I «saggi» Usa: ritiro dall’Irak Ma Bush frena

Alberto Pasolini Zanelli

da Washington

Eccoli, in sostanza, i «consigli di papà»: cominciare a spostare le truppe americane in Irak, anche in direzione «uscita», e affrontare la diplomazia diretta con la Siria e l’Iran. È la raccomandazione del «gruppo di studio» bipartitico sull’Irak che sarà trasmessa alla Casa Bianca il 6 dicembre, ma che è stata rivelata in anticipo al New York Times. La presiede l’ex ministro degli Esteri James Baker, considerato il principale consigliere di George Bush Senior e che si ritiene rifletta le vedute di quest’ultimo, tenuto evidentemente dal ruolo ad osservare il silenzio. La commissione ha esaminato le diverse opzioni (tabella per il ritiro, invio di rinforzi, mantenimento dello status quo) e ha raggiunto una formula di compromesso, che consiste nel disimpegno graduale - a cominciare dall’anno prossimo - delle quindici Brigate di Combattimento Usa dalle aree urbane e dal «cuore» del Paese e nel loro trasferimento o in basi alle frontiere dell’Irak, o in Stati vicini e amici come il Kuwait o, infine, verso casa. Dovrebbero invece rimanere sul posto gli altri soldati americani, soprattutto quelli incaricati di addestrare le forze armate irachene, in modo da accelerare il processo che dovrebbe portare il governo di Bagdad ad assumere tutti i poteri e i doveri, compresi i compiti bellici.
Alcuni membri democratici del gruppo di studio avevano insistito perché venissero fissate date, soluzione evidentemente inaccettabile per Bush. Non è detto che il presidente adotti i mutamenti strategici suggeriti.
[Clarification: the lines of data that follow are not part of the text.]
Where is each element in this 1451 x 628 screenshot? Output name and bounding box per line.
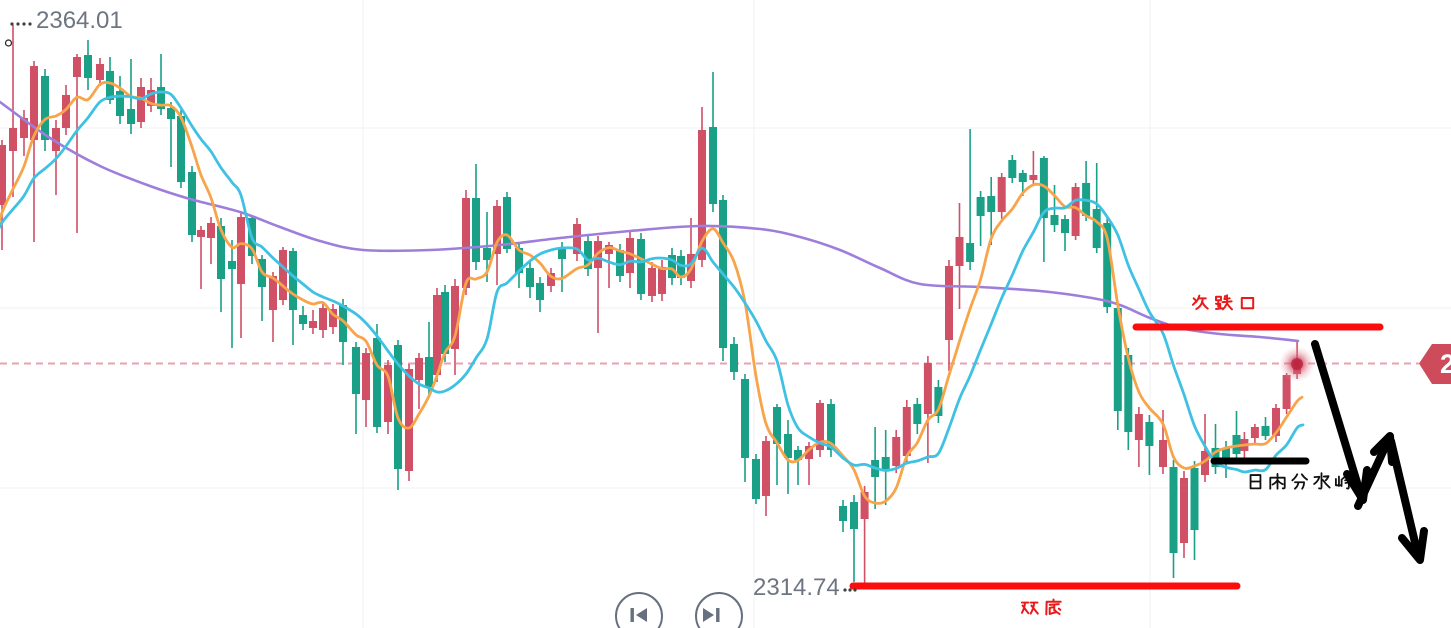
svg-text:23: 23 — [1440, 349, 1451, 379]
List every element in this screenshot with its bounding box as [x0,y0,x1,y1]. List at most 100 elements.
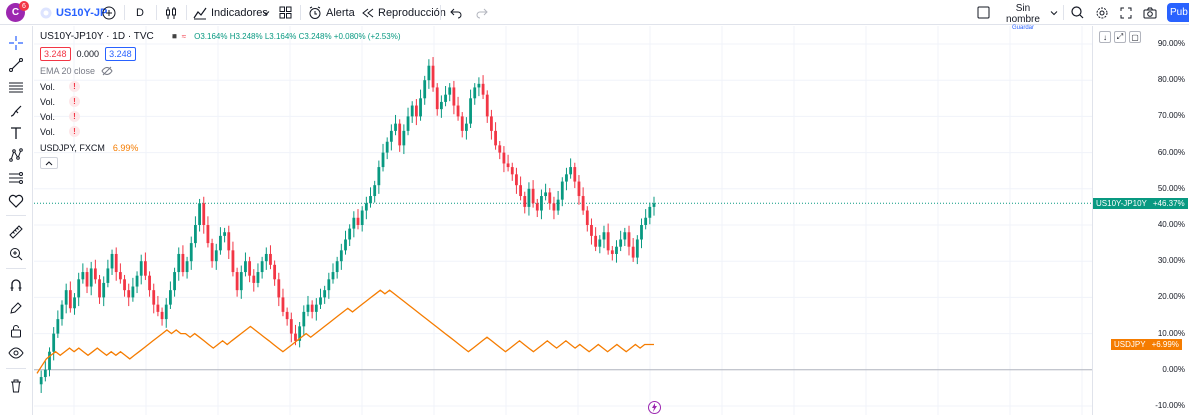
trendline-tool[interactable] [7,56,25,74]
fullscreen-button[interactable] [1120,0,1132,25]
candle-body [281,297,285,312]
drawing-mode-tool[interactable] [7,299,25,317]
drawing-toolbar [0,26,33,415]
candle-body [540,196,543,211]
indicators-button[interactable]: Indicadores [193,0,268,25]
legend-vol-row[interactable]: Vol.! [40,96,81,107]
indicators-dropdown[interactable] [262,0,270,25]
add-symbol-icon [102,6,116,19]
sell-price-box[interactable]: 3.248 [40,47,71,61]
settings-button[interactable] [1095,0,1109,25]
candle-body [52,333,56,352]
symbol-logo-icon [40,7,52,18]
candle-body [410,105,414,117]
legend-vol-row[interactable]: Vol.! [40,126,81,137]
collapse-icon: ⤢ [1116,32,1124,41]
price-axis[interactable]: 90.00% 80.00% 70.00% 60.00% 50.00% 40.00% 30.0… [1092,26,1189,415]
legend-settings-icon[interactable]: ≈ [181,32,187,41]
hidden-eye-icon[interactable] [101,66,113,76]
candle-body [494,130,497,146]
candle-body [364,203,368,211]
magnet-tool[interactable] [7,276,25,294]
warning-icon[interactable]: ! [69,111,81,122]
pane-buttons: ↓ ⤢ ▢ [1096,31,1141,43]
text-tool[interactable] [7,124,25,142]
symbol-name: US10Y-JP [56,6,108,19]
symbol-search[interactable]: US10Y-JP [40,0,107,25]
candle-body [256,272,260,283]
maximize-pane-button[interactable]: ▢ [1129,31,1141,43]
zoom-tool[interactable] [7,245,25,263]
layouts-button[interactable] [279,0,292,25]
undo-button[interactable] [450,0,462,25]
price-axis-label: 30.00% [1157,256,1185,266]
layout-dropdown[interactable] [1050,0,1058,25]
collapse-legend-button[interactable] [40,157,58,169]
legend-ema-row[interactable]: EMA 20 close [40,66,113,76]
snapshot-button[interactable] [1143,0,1157,25]
chart-type-button[interactable] [164,0,178,25]
candle-body [89,268,93,287]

Non vi è tenuto perché si tratta solo di un parere «consultivo» anche se molto autorevole. E Bush infatti non ha mostrato alcuna fretta. Parlando ad Amman subito dopo l’incontro, ritardato di un giorno a causa di screzi, con il primo ministro Al Maliki, Bush ha ripetuto che non intende lasciare le cose a metà e che l’America deve «completare la sua missione». Tuttavia egli ha sottolineato la necessità di affrettare i tempi del trasferimento di potere agli iracheni. Disco rosso, invece, per i negoziati diretti con Teheran e con Damasco. Neanche questo un annuncio ufficiale.

Non ce n’era bisogno perché la Casa Bianca è notoriamente riluttante a compiere questo passo. E poi anche perché si è trattato solo di «indiscrezioni». La risposta ufficiale potrà venire solo dopo la presentazione del testo ufficiale della raccomandazione.